Cloudera Data Science Workbench Engines
In the context of Cloudera Data Science Workbench, engines are responsible for running data science workloads and intermediating access to the underlying CDH cluster. This topic gives an overview of engines and walks you through some of the ways you can customize engine environments to meet the requirements of your users and projects.
Basic Concepts and Terminology
- Base Engine Image
The base engine image is a Docker image that contains all the building blocks needed to launch a Cloudera Data Science Workbench session and run a workload. It consists of kernels for Python, R, and Scala along with additional libraries that can be used to run common data analytics operations. When you launch a session to run a project, an engine is kicked off from a container of this image. The base image itself is built and shipped along with Cloudera Data Science Workbench.
New versions of the base engine image are released periodically. However, existing projects are not automatically upgraded to use new engine images. Older images are retained to ensure you are able to test code compatibility with the new engine before upgrading to it manually.
For more details on the libraries shipped within the base engine image, see Cloudera Data Science Workbench Engine Versions and Packaging.
The term engine refers to a virtual machine-style environment that is created when you run a project (via session or job) in Cloudera Data Science Workbench. You can use an engine to run R, Python, and Scala workloads on data stored in the underlying CDH cluster.
Cloudera Data Science Workbench allows you to run code using either a session or a job. A session is a way to interactively launch an engine and execute code while a job lets you batch process those actions and schedule them to run recursively. Each session and job launches its own engine that lives as long as the workload is running (or until it times out).
A running engine includes the following components:
Each engine runs a kernel with an R, Python or Scala process that can be used to execute code within the engine. The kernel launched differs based on the option you select (either Python 2/3, PySpark, R, or Scala) when you launch the session or configure a job.
The Python kernel is based on the Jupyter IPython kernel; the R kernel is custom-made for CDSW; and the Scala kernel is based on the Apache Toree kernel.
- Project Filesystem Mount
Cloudera Data Science Workbench uses a persistent filesystem to store project files such as user code, installed libraries, or even small data files. Project files are stored on the master host at /var/lib/cdsw/current/projects.
Every time you launch a new session or run a job for a project, a new engine is created ,and the project filesystem is mounted into the engine's environment at /home/cdsw. Once the session/job ends, the only project artifacts that remain are a log of the workload you ran, and any files that were generated or modified, including libraries you might have installed. All of the installed dependencies persist through the lifetime of the project. The next time you launch a session/job for the same project, those dependencies will be mounted into the engine environment along with the rest of the project filesystem.
- CDH and Host Mounts
To ensure that each engine is able to access the CDH cluster, a number of folders are mounted from the CDSW gateway host into the engine's environment. For example, on a CSD deployment, this includes the path to the parcel repository (/opt/cloudera), client configurations for HDFS, Spark, YARN, as well as the host’s JAVA_HOME.

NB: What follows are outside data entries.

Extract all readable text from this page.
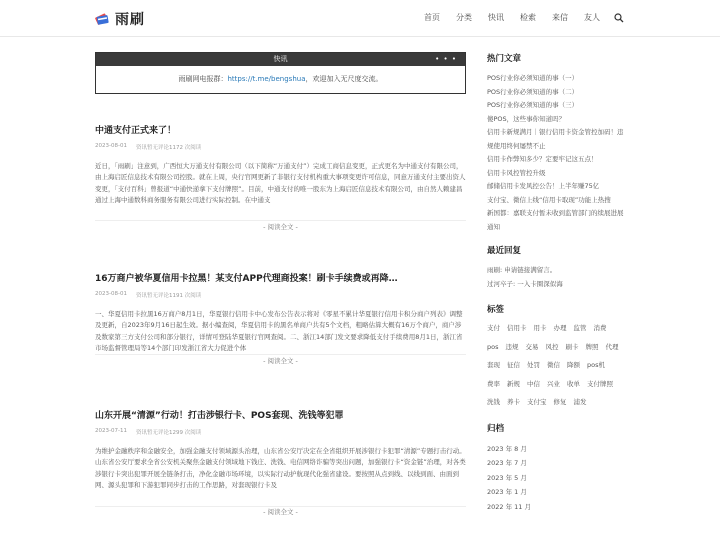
雨刷	首页 分类 快讯 检索 来信 友人
快讯	• • •
雨刷网电报群：https://t.me/bengshua，欢迎加入无尺度交流。
中通支付正式来了！
2023-08-01 资讯 暂无评论 1172 次阅读

近日，「雨刷」注意到，广西恒大万通支付有限公司（以下简称“万通支付”）完成工商信息变更，正式更名为中通支付有限公司，由上海启匠信息技术有限公司控股。就在上周，央行官网更新了非银行支付机构重大事项变更许可信息，同意万通支付主要出资人变更，「支付百科」曾报道“中通快递拿下支付牌照”。目前，中通支付的唯一股东为上海启匠信息技术有限公司，由自然人赖建昌通过上海中通数科商务服务有限公司进行实际控制。在中通支

- 阅读全文 -
16万商户被华夏信用卡拉黑！某支付APP代理商投案！刷卡手续费或再降…
2023-08-01 资讯 暂无评论 1191 次阅读

一、华夏信用卡拉黑16万商户8月1日，华夏银行信用卡中心发布公告表示将对《零星不累计华夏银行信用卡积分商户列表》调整及更新，自2023年9月16日起生效。据小编查阅，华夏信用卡的黑名单商户共有5个文档，粗略估算大概有16万个商户，商户涉及数家第三方支付公司和部分银行，详情可登陆华夏银行官网查阅。二、浙江14部门发文要求降低支付手续费用8月1日，浙江省市场监督管理局等14个部门印发浙江省大力促进个体

- 阅读全文 -
山东开展“清源”行动！打击涉银行卡、POS套现、洗钱等犯罪
2023-07-11 资讯 暂无评论 1299 次阅读

为维护金融秩序和金融安全，加强金融支付领域源头治理，山东省公安厅决定在全省组织开展涉银行卡犯罪“清源”专题打击行动。山东省公安厅要求全省公安机关聚焦金融支付领域地下钱庄、洗钱、电信网络诈骗等突出问题，加强银行卡“资金链”治理，对各类涉银行卡突出犯罪开展全链条打击，净化金融市场环境，以实际行动护航现代化强省建设。要按照从点到线、以线到面、由面到网、源头犯罪和下游犯罪同步打击的工作思路，对套现银行卡及

- 阅读全文 -
热门文章
POS行业你必须知道的事（一）
POS行业你必须知道的事（二）
POS行业你必须知道的事（三）
傻POS，这些事你知道吗？
信用卡新规满月｜银行信用卡资金管控加码！违规使用终何屡禁不止
信用卡作弊知多少？定要牢记这五点！
信用卡风控管控升级
邮储信用卡发风控公告！上半年赚75亿
支付宝、微信上线“信用卡取现”功能上热搜
新国都：嘉联支付暂未收到监管部门的续展进展通知
最近回复
雨刷: 申请链接满留言。
过河卒子: 一入卡圈深似海
标签
支付 信用卡 用卡 办理 监管 消费
pos 违规 交易 风控 刷卡 牌照 代理
套现 征信 处罚 微信 降额 pos机
费率 新规 中信 兴业 收单 支付牌照
洗钱 养卡 支付宝 修复 浦发
归档
2023 年 8 月
2023 年 7 月
2023 年 5 月
2023 年 1 月
2022 年 11 月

Cloudera Data Science Workbench works out-of-the-box for CDH clusters that use the default file system layouts configured by Cloudera Manager. If you customized your CDH cluster's filesystem layout (for example, modified the CDH parcel directory) or if there are other files on the hosts that should be mounted into the engines, use the Site Administration panel to include them.
For detailed instructions, see CDH Parcel Directory and Host Mounts.
This section describes how you can configure engine environments to meet the requirements of a project. This can be done by using environmental variables and by installing dependencies.
Environmental variables help you customize engine environments, both globally and for individual projects/jobs. For example, if you need to configure a particular timezone for a project or increase the length of the session/job timeout windows, you can use environmental variables to do so. Environmental variables can also be used to assign variable names to secrets, such as passwords or authentication tokens, to avoid including these directly in the code.
For a list of the environmental variables you can configure and instructions on how to configure them, see Engine Environment Variables.
- Directly installing packages within projects
- Creating a custom engine with the required packages
- Mounting a path from the host which contains additional packages
Configuring Engine Environments for Experiments and Models
To allow for versioning of experiments and models, Cloudera Data Science Workbench executes each experiment and model in a completely isolated engine. Every time a model or experiment is kicked off, Cloudera Data Science Workbench creates a new isolated Docker image where the model or experiment is executed. These engines are built by extending the project's designated default engine image to include the code to be executed and any dependencies as specified.
For details on how this process works and how to configure these environments, see Engines for Experiments and Models.